Hugh J. Boyd Elementary School student Cinsear Brown provides his definition of what a veteran is after being called up to the podium during this year’s Veterans Day ceremony hosted by the Seaside American Legion in Seaside Heights. (Photo by Bob Vosseller)

  SEASIDE HEIGHTS – Members of the Seaside American Legion Post #351 have held a Veterans Day service for decades now but this year, they aimed their message of remembering veterans to those who may be serving tomorrow.

  Students of the Hugh J. Boyd Elementary School had a short walk over to the Post to attend the ceremony held outside the monuments.

  Post Commander Bill Kevish, who served in the U.S. Navy was particularly excited about this year’s ceremony because it met the Legion’s mission to not only remember veterans but instill the importance of their service to future veterans and the new generation.

  “I did not think we’d have this many people coming out today to our celebration here,” Kevish said. Hugh J. Boyd Elementary School teachers Nick Walters, who also serves as commander of the Post’s Sons of The American Legion unit, and Marsha Dionisio, brought about two dozen students to observe the service.

Seaside Heights Mayor Anthony Vaz speaks to a large crowd during the annual Seaside American Legion Post 351 Veterans Day service held in front of their building on Veterans Day. (Photo by Bob Vosseller)

  Student Cinsear Brown came to the podium after Post member Ian Worrell asked the students assembled, if any of them would like to come forward and provide a definition of what a veteran is.

  Cinsear said, “a veteran is someone who served in a war and saved our country.”

  “That is a pretty good description,” Worrell said. “You know what else a veteran is? A veteran is someone who loves their country. We are able to do a lot of things in America that other people can’t do.”

  World War II Navy veteran Frank Parese, a long-time member of the Post, offered up his definition: “Veterans are men and women who have served our country in the armed forces. There are about 23 million veterans today. If you have a veteran in your family, ask them to tell you their story. They have many stories to tell. We do not want those stories not told. They must not be forgotten.”

  “We are here today to say thank you and it is an honor to know you. If you are ever in a place where you see a veteran or an active-duty member of the armed forces, please take a moment to say thank you. We owe them for our way of life and a moment of your time is always well spent,” Kevish said.

  Two students were chosen to present wreaths during the ceremony on stands next to the memorial monuments. “Those wreaths will be on display for the rest of the week,” the commander added.

  Borough Mayor Anthony Vaz, who served with the U.S. Army National Guard and who is also a member of the Post spoke about the importance of young people learning American and world history as well as geography.

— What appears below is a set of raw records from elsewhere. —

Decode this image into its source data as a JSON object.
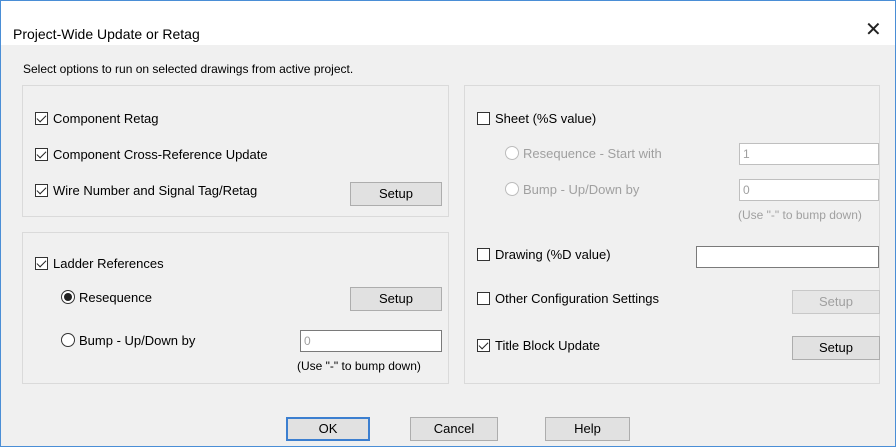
{
  "window": {
    "title": "Project-Wide Update or Retag"
  },
  "instruction": "Select options to run on selected drawings from active project.",
  "left_group1": {
    "component_retag": {
      "label": "Component Retag",
      "checked": true
    },
    "cross_reference": {
      "label": "Component Cross-Reference Update",
      "checked": true
    },
    "wire_number": {
      "label": "Wire Number and Signal Tag/Retag",
      "checked": true
    },
    "setup_label": "Setup"
  },
  "left_group2": {
    "ladder_references": {
      "label": "Ladder References",
      "checked": true
    },
    "resequence": {
      "label": "Resequence",
      "selected": true
    },
    "resequence_setup": "Setup",
    "bump": {
      "label": "Bump - Up/Down by",
      "selected": false
    },
    "bump_value": "0",
    "bump_hint": "(Use \"-\" to bump down)"
  },
  "right_group": {
    "sheet": {
      "label": "Sheet (%S value)",
      "checked": false
    },
    "resequence_start": {
      "label": "Resequence - Start with",
      "value": "1"
    },
    "bump": {
      "label": "Bump - Up/Down by",
      "value": "0"
    },
    "bump_hint": "(Use \"-\" to bump down)",
    "drawing": {
      "label": "Drawing (%D value)",
      "checked": false,
      "value": ""
    },
    "other_config": {
      "label": "Other Configuration Settings",
      "checked": false,
      "setup": "Setup"
    },
    "title_block": {
      "label": "Title Block Update",
      "checked": true,
      "setup": "Setup"
    }
  },
  "buttons": {
    "ok": "OK",
    "cancel": "Cancel",
    "help": "Help"
  }
}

  “I look back at history and I look at those veterans that are here today. Each one of us served in different capacities. Each one of us took part in basic training and those 16 weeks is a learning curve and life experience. We learned how to respect one another and our patriotism. We learned about command but most of all we learned about the United States of America, the greatest country in the world,” the mayor said.

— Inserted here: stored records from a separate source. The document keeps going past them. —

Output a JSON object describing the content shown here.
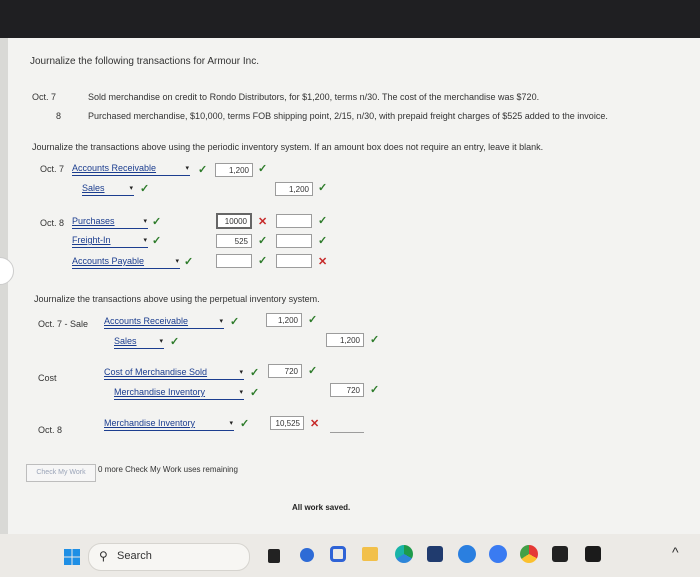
{
  "instructions": "Journalize the following transactions for Armour Inc.",
  "transactions": [
    {
      "date": "Oct. 7",
      "desc": "Sold merchandise on credit to Rondo Distributors, for $1,200, terms n/30. The cost of the merchandise was $720."
    },
    {
      "date": "8",
      "desc": "Purchased merchandise, $10,000, terms FOB shipping point, 2/15, n/30, with prepaid freight charges of $525 added to the invoice."
    }
  ],
  "periodic_instructions": "Journalize the transactions above using the periodic inventory system. If an amount box does not require an entry, leave it blank.",
  "periodic": {
    "oct7_date": "Oct. 7",
    "oct7_row1_account": "Accounts Receivable",
    "oct7_row1_debit": "1,200",
    "oct7_row2_account": "Sales",
    "oct7_row2_credit": "1,200",
    "oct8_date": "Oct. 8",
    "oct8_row1_account": "Purchases",
    "oct8_row1_debit": "10000",
    "oct8_row2_account": "Freight-In",
    "oct8_row2_debit": "525",
    "oct8_row3_account": "Accounts Payable"
  },
  "perpetual_instructions": "Journalize the transactions above using the perpetual inventory system.",
  "perpetual": {
    "oct7_label": "Oct. 7 - Sale",
    "oct7_row1_account": "Accounts Receivable",
    "oct7_row1_debit": "1,200",
    "oct7_row2_account": "Sales",
    "oct7_row2_credit": "1,200",
    "cost_label": "Cost",
    "cost_row1_account": "Cost of Merchandise Sold",
    "cost_row1_debit": "720",
    "cost_row2_account": "Merchandise Inventory",
    "cost_row2_credit": "720",
    "oct8_label": "Oct. 8",
    "oct8_row1_account": "Merchandise Inventory",
    "oct8_row1_debit": "10,525"
  },
  "check_button": "Check My Work",
  "check_remaining": "0 more Check My Work uses remaining",
  "saved_status": "All work saved.",
  "taskbar": {
    "search_label": "Search"
  },
  "marks": {
    "check": "✓",
    "cross": "✕",
    "dropdown": "▾"
  },
  "colors": {
    "link": "#1b3d8f",
    "correct": "#2d7b2a",
    "incorrect": "#c62828"
  }
}
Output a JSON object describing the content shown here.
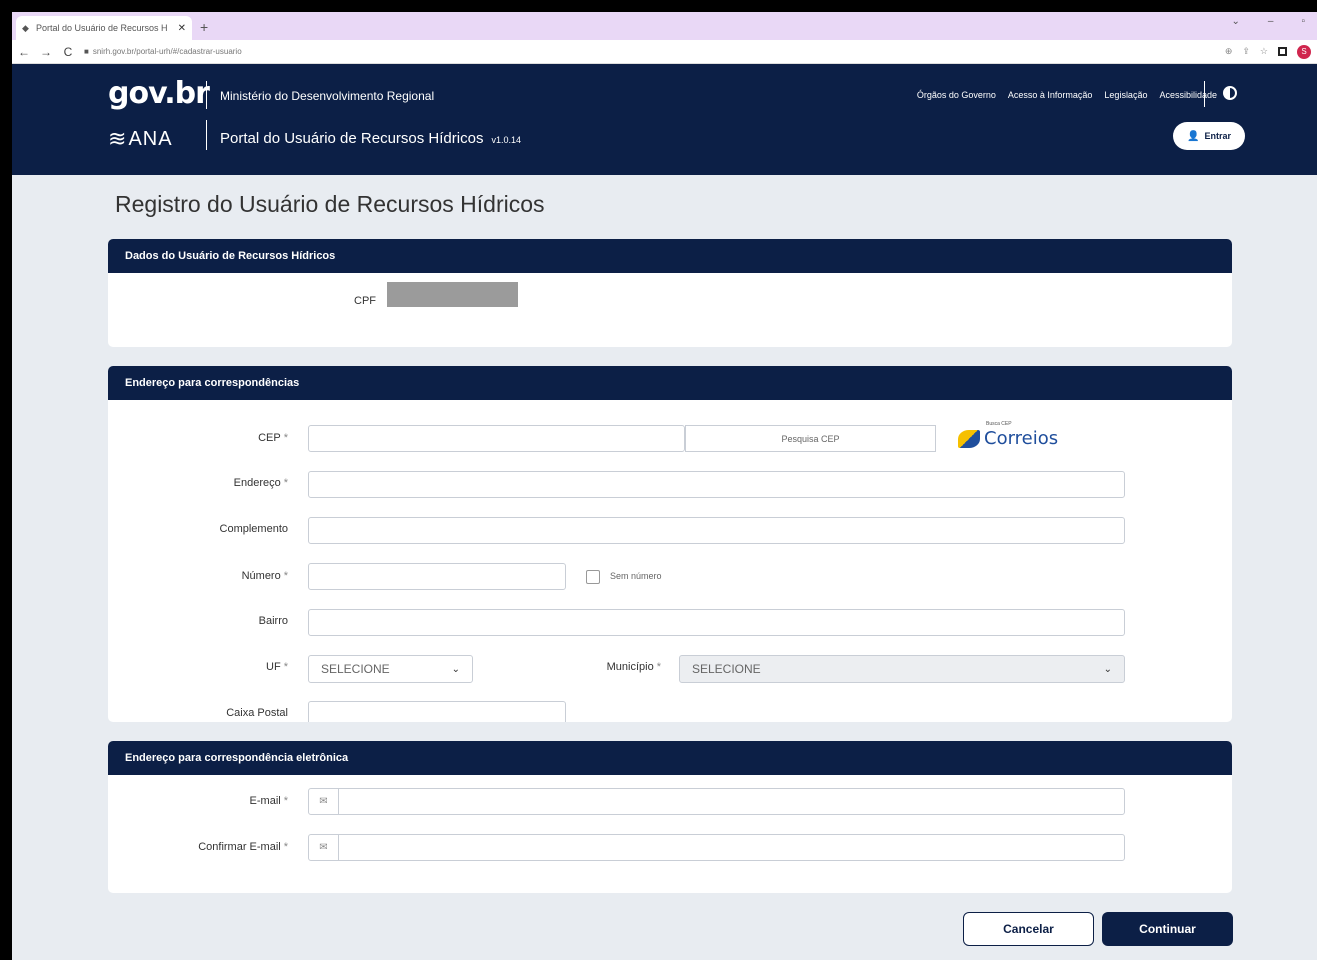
{
  "browser": {
    "tab_title": "Portal do Usuário de Recursos H",
    "tab_favicon": "◆",
    "tab_close": "✕",
    "new_tab": "+",
    "window_controls": [
      "⌄",
      "–",
      "▫"
    ],
    "nav_back": "←",
    "nav_forward": "→",
    "nav_reload": "C",
    "url": "snirh.gov.br/portal-urh/#/cadastrar-usuario",
    "profile_initial": "S"
  },
  "header": {
    "gov_logo": "gov.br",
    "ministry": "Ministério do Desenvolvimento Regional",
    "nav_links": [
      "Órgãos do Governo",
      "Acesso à Informação",
      "Legislação",
      "Acessibilidade"
    ],
    "ana_logo": "ANA",
    "portal_title": "Portal do Usuário de Recursos Hídricos",
    "version": "v1.0.14",
    "enter_label": "Entrar"
  },
  "page": {
    "title": "Registro do Usuário de Recursos Hídricos"
  },
  "section_user": {
    "header": "Dados do Usuário de Recursos Hídricos",
    "cpf_label": "CPF"
  },
  "section_address": {
    "header": "Endereço para correspondências",
    "required_mark": "*",
    "cep_label": "CEP",
    "cep_search": "Pesquisa CEP",
    "correios_sub": "Busca CEP",
    "correios": "Correios",
    "endereco_label": "Endereço",
    "complemento_label": "Complemento",
    "numero_label": "Número",
    "sem_numero_label": "Sem número",
    "bairro_label": "Bairro",
    "uf_label": "UF",
    "uf_value": "SELECIONE",
    "municipio_label": "Município",
    "municipio_value": "SELECIONE",
    "caixa_postal_label": "Caixa Postal"
  },
  "section_email": {
    "header": "Endereço para correspondência eletrônica",
    "email_label": "E-mail",
    "confirm_label": "Confirmar E-mail"
  },
  "actions": {
    "cancel": "Cancelar",
    "continue": "Continuar"
  }
}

Seaside American Legion Post Commander Bill Kevish of Seaside Heights, left, and Seaside Park resident Emil Stefanacci who once again portrayed Uncle Sam have a chat before the Post’s annual Veterans Day ceremony. (Photo by Bob Vosseller)

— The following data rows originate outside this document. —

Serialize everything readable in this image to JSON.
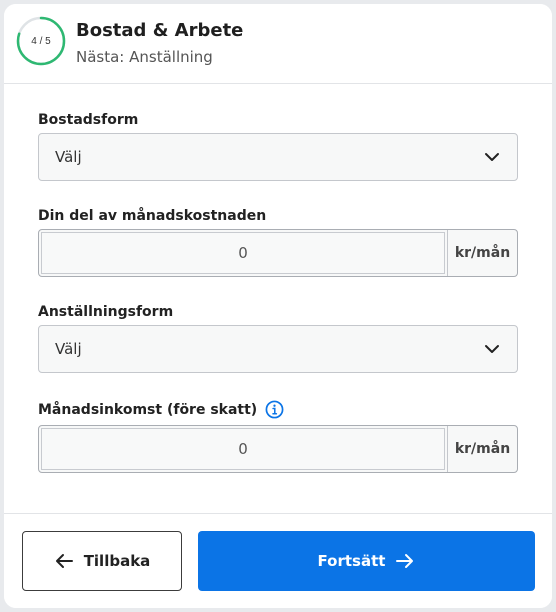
{
  "header": {
    "step_text": "4 / 5",
    "step_progress": 0.8,
    "title": "Bostad & Arbete",
    "subtitle": "Nästa: Anställning"
  },
  "fields": {
    "housing": {
      "label": "Bostadsform",
      "value": "Välj"
    },
    "housing_cost": {
      "label": "Din del av månadskostnaden",
      "value": "0",
      "suffix": "kr/mån"
    },
    "employment": {
      "label": "Anställningsform",
      "value": "Välj"
    },
    "income": {
      "label": "Månadsinkomst (före skatt)",
      "value": "0",
      "suffix": "kr/mån"
    }
  },
  "footer": {
    "back_label": "Tillbaka",
    "next_label": "Fortsätt"
  },
  "colors": {
    "accent": "#0b74e6",
    "progress": "#2eb872"
  },
  "icons": [
    "chevron-down-icon",
    "info-icon",
    "arrow-left-icon",
    "arrow-right-icon"
  ]
}
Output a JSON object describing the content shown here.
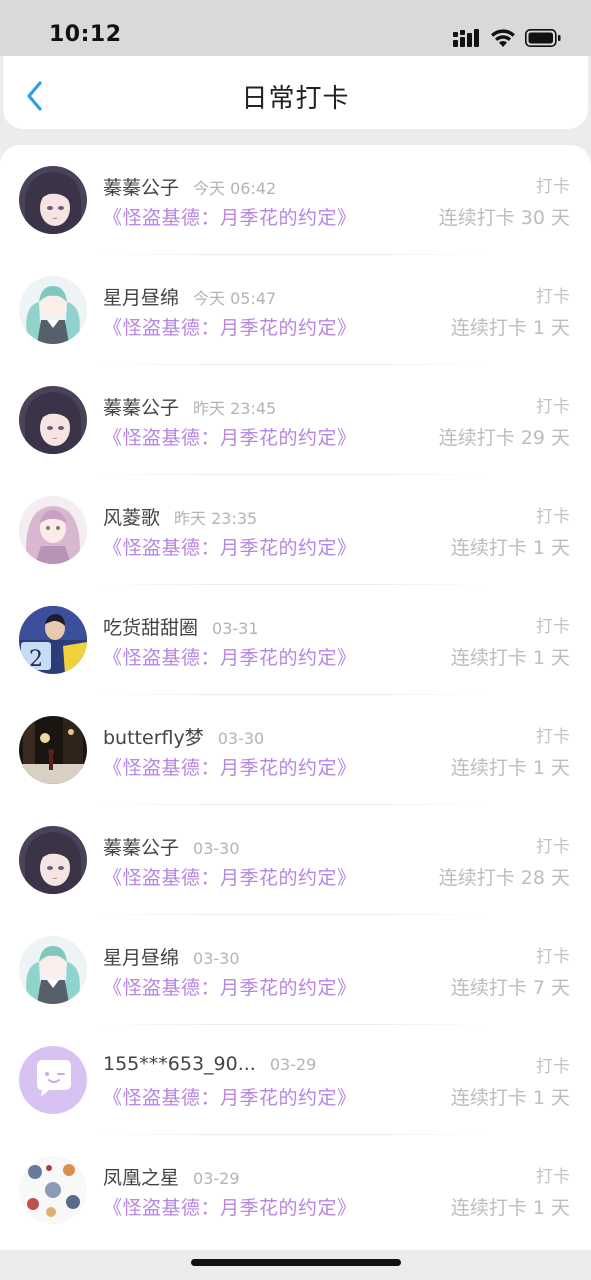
{
  "status_bar": {
    "time": "10:12"
  },
  "header": {
    "title": "日常打卡",
    "back_icon": "chevron-left-icon",
    "accent_color": "#2a9ee8"
  },
  "colors": {
    "book_title": "#b786e3",
    "muted": "#bdbdbd"
  },
  "list": [
    {
      "user": "蓁蓁公子",
      "time": "今天 06:42",
      "book": "《怪盗基德：月季花的约定》",
      "action": "打卡",
      "streak": "连续打卡 30 天",
      "avatar": "anime-girl-purple-hair"
    },
    {
      "user": "星月昼绵",
      "time": "今天 05:47",
      "book": "《怪盗基德：月季花的约定》",
      "action": "打卡",
      "streak": "连续打卡 1 天",
      "avatar": "anime-girl-teal-twintails"
    },
    {
      "user": "蓁蓁公子",
      "time": "昨天 23:45",
      "book": "《怪盗基德：月季花的约定》",
      "action": "打卡",
      "streak": "连续打卡 29 天",
      "avatar": "anime-girl-purple-hair"
    },
    {
      "user": "风菱歌",
      "time": "昨天 23:35",
      "book": "《怪盗基德：月季花的约定》",
      "action": "打卡",
      "streak": "连续打卡 1 天",
      "avatar": "anime-girl-pink-hair"
    },
    {
      "user": "吃货甜甜圈",
      "time": "03-31",
      "book": "《怪盗基德：月季花的约定》",
      "action": "打卡",
      "streak": "连续打卡 1 天",
      "avatar": "boy-number-2"
    },
    {
      "user": "butterfly梦",
      "time": "03-30",
      "book": "《怪盗基德：月季花的约定》",
      "action": "打卡",
      "streak": "连续打卡 1 天",
      "avatar": "night-street-scene"
    },
    {
      "user": "蓁蓁公子",
      "time": "03-30",
      "book": "《怪盗基德：月季花的约定》",
      "action": "打卡",
      "streak": "连续打卡 28 天",
      "avatar": "anime-girl-purple-hair"
    },
    {
      "user": "星月昼绵",
      "time": "03-30",
      "book": "《怪盗基德：月季花的约定》",
      "action": "打卡",
      "streak": "连续打卡 7 天",
      "avatar": "anime-girl-teal-twintails"
    },
    {
      "user": "155***653_90...",
      "time": "03-29",
      "book": "《怪盗基德：月季花的约定》",
      "action": "打卡",
      "streak": "连续打卡 1 天",
      "avatar": "default-chat-bubble"
    },
    {
      "user": "凤凰之星",
      "time": "03-29",
      "book": "《怪盗基德：月季花的约定》",
      "action": "打卡",
      "streak": "连续打卡 1 天",
      "avatar": "cartoon-characters-collage"
    }
  ]
}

  “(History) taught us about getting along in our own country, even though at times there are conflicts in getting along with other nations. Then we had geography with globes and maps which today are kind of obsolete with our technology,” he said.

  Mayor Vaz recalled that when he was a kid, he didn’t know where countries were that impacted our own nation. But in school we learn about them and their cultures, and how to help other nations.

  “I can say from my heart that someone from Seaside Heights Hugh J. Boyd School someday, will be in the military. That person, might be you, will be called a veteran,” the mayor concluded.

  A familiar face dressed in red, white and blue was Seaside Park resident Emil Stefanacci who portrays Uncle Sam at area Veterans Day, Memorial Day and Independence Day observances. Stefanacci handed out flags to the many attendees that came out including the students from the nearby school.

Photo by Bob Vosseller

  Post member Paul Lerin is another fixture at the Post’s services and sang the “The Star-Spangled Banner.”

  Borough students also made post cards and posters about veterans and America that Kevish said, “were really touching” and would be on display inside the Post’s headquarters.